Korean screenwriter, film editor, producer and director So Yong Kim's third feature film which she wrote and co-produced, premiered in the U.S. Dramatic section at the 28th Sundance Film Festival in 2012, was screened in the Forum section at the 62nd Berlin International Film Festival in 2012, was shot on location in USA and Canada and is a USA production which was produced by producers Jen Gatien and Bradley Rust Gray. It tells the story about a man named Joby Taylor who is a musician in a band called Snake Trouble and who after having travelled around for some time stops at a place where his attorney named Fred Butler is awaiting him and his wife named Claire lives. Claire has filed for divorce and is asking Joby to sign the divorce papers so that they won't have to take the case to court, but when Joby meets her again and realizes that his signature will grant her legal custody of their daughter named Ellen he begins thinking about his child which he doesn't know at all.
Subtly and acutely directed by Asian filmmaker So Yong Kim, this quietly paced fictional tale which is narrated mostly from the main character's point of view, draws a gently moving portrayal of a father who has been running away from his responsibilities as a parent and who slowly though perhaps too late acknowledges what his way of life has done to him.
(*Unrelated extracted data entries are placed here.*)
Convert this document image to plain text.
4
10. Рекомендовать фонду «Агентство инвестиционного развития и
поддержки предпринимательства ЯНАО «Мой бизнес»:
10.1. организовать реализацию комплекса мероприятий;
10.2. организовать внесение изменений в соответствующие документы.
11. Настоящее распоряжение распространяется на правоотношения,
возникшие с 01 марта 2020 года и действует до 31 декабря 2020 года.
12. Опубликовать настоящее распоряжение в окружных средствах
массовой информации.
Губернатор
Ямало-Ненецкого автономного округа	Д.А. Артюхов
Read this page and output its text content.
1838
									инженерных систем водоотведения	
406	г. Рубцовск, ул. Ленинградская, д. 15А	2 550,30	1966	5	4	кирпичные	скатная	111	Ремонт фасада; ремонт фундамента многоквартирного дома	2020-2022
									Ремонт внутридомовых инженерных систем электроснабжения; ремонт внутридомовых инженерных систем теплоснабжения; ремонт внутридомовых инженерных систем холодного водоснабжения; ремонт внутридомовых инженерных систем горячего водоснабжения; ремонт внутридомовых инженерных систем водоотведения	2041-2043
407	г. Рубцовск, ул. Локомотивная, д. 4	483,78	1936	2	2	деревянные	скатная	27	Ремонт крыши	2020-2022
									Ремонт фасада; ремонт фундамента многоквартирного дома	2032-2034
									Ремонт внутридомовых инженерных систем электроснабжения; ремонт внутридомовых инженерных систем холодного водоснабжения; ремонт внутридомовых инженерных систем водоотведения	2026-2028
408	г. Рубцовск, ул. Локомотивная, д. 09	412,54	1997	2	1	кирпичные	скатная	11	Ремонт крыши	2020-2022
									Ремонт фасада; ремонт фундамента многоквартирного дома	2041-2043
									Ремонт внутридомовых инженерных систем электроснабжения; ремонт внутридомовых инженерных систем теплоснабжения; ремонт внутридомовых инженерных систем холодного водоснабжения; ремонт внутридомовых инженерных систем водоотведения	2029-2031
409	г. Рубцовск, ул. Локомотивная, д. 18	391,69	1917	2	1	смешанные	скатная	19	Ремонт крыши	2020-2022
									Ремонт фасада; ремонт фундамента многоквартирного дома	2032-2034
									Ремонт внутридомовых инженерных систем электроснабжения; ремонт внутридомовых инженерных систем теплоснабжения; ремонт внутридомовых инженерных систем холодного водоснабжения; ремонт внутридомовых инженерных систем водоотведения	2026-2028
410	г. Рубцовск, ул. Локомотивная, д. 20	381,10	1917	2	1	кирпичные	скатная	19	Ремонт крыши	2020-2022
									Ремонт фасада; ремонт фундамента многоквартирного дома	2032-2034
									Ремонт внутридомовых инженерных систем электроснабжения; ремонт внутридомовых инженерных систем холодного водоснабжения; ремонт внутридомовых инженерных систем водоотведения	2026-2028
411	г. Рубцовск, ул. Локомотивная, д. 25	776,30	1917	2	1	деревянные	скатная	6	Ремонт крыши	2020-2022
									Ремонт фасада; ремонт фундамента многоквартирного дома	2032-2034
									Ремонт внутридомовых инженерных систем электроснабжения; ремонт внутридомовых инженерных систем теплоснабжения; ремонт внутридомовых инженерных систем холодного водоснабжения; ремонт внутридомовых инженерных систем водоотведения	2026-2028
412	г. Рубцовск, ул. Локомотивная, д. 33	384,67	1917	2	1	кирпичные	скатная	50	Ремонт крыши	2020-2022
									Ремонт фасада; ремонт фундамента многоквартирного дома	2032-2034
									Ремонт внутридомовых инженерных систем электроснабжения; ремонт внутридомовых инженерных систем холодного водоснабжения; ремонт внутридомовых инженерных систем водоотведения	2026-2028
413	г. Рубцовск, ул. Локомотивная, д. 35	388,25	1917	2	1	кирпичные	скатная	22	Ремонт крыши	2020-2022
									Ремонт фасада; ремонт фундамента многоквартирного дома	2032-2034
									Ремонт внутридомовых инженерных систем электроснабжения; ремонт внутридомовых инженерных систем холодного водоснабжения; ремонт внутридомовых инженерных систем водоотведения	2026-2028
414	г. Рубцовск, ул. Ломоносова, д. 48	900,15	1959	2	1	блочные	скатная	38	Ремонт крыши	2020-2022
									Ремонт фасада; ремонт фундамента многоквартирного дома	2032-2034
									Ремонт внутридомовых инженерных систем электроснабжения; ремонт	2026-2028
While notable for its naturalistic milieu depictions, fine cinematography by American cinematographer Reed Morano Walker and production design by production designer Ryan Smith, this character-driven story about a daughter's meeting with her biological father depicts a reflective study of character and contains a great score by Icelandic composer and producer Jóhann Jóhannsson.
This heartfelt, authentic and conversational indie which is set somewhere in America during a winter and where a man whom is about to make a crucial decision regarding his own life which will also affect the lives of others is struck down to earth by a person who alters his life forever, is impelled and reinforced by its cogent narrative structure, subtle character development and continuity, pivotal instrumental tones, humane aura and the genuinely good acting performances by American actors Paul Dano, Jon Heder and child actress Shaylene Lynn Madigo in her debut feature film role. A silent, minimalistic and incisive cinematic letter from a filmmaker who through an efficiently understated style of filmmaking reaches the essence of her characters.